PALO ALTO, Calif., April 17, 2023 (GLOBE NEWSWIRE) — Vincerx Pharma, Inc. (Nasdaq: VINC), a biopharmaceutical company aspiring to address the unmet medical needs of patients with cancer through paradigm-shifting therapeutics, today presented a poster of preclinical data on novel integrin αvβ3-targeted small molecule drug conjugates (SMDCs) at the American Association for Cancer Research (AACR) Annual Meeting.

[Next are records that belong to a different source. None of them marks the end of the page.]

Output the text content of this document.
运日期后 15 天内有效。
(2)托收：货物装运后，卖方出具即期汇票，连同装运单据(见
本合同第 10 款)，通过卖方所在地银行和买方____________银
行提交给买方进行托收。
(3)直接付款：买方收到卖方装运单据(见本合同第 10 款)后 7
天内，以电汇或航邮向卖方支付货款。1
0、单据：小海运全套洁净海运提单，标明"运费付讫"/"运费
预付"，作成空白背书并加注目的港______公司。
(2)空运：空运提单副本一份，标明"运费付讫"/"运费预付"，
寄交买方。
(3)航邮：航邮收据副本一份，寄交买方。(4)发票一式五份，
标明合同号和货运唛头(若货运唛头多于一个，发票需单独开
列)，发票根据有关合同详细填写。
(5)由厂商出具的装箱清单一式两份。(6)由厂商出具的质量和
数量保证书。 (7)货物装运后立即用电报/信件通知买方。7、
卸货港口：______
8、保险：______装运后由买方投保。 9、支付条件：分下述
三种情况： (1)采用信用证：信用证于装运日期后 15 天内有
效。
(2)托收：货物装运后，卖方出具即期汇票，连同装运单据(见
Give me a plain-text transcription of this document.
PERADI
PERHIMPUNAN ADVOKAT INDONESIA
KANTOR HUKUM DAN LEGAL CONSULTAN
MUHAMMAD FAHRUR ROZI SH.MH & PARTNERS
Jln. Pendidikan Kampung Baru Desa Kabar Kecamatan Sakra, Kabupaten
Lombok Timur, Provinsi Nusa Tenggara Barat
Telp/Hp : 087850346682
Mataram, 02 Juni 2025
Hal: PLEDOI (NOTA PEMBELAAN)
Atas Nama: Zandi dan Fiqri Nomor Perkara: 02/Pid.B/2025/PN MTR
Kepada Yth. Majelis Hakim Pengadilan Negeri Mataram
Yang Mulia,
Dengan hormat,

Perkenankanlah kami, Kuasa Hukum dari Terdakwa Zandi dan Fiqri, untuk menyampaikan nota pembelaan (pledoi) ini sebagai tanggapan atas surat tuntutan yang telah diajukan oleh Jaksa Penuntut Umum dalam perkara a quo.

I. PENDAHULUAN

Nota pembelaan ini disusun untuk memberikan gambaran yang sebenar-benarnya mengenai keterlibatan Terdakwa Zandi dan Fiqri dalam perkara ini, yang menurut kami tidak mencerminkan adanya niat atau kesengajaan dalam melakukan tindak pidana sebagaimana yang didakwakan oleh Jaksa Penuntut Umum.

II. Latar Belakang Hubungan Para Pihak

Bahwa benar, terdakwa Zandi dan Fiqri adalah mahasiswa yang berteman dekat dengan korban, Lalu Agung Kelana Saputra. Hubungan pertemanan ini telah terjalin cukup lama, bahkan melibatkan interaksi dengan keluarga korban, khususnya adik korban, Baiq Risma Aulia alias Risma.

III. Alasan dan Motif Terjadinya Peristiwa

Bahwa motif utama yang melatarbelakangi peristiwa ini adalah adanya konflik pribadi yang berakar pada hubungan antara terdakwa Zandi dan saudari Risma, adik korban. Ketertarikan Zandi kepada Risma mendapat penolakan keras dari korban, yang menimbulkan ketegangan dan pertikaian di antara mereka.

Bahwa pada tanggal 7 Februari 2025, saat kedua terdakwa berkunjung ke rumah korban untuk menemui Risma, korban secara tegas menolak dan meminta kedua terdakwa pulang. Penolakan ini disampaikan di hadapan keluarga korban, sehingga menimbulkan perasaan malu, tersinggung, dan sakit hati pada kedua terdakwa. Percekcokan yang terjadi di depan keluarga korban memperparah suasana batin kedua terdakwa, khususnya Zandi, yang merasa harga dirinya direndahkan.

Vincerx’s next-generation modular bioconjugation platform is designed to effectively target tumors with different modalities, including SMDCs and antibody-drug conjugates (ADCs). Our next-generation bioconjugation technology overcomes many of the known challenges of first-generation conjugation platforms and has shown increased safety and efficacy in relevant whole animal models. The platform consists of novel linker chemistries for tumor specific payload release; a toolbox of potent payload classes with novel modes of action to address a broad range of cancer targets; and tunable features that allow for optimization of the payload’s physiochemical profile to match target tumor biology.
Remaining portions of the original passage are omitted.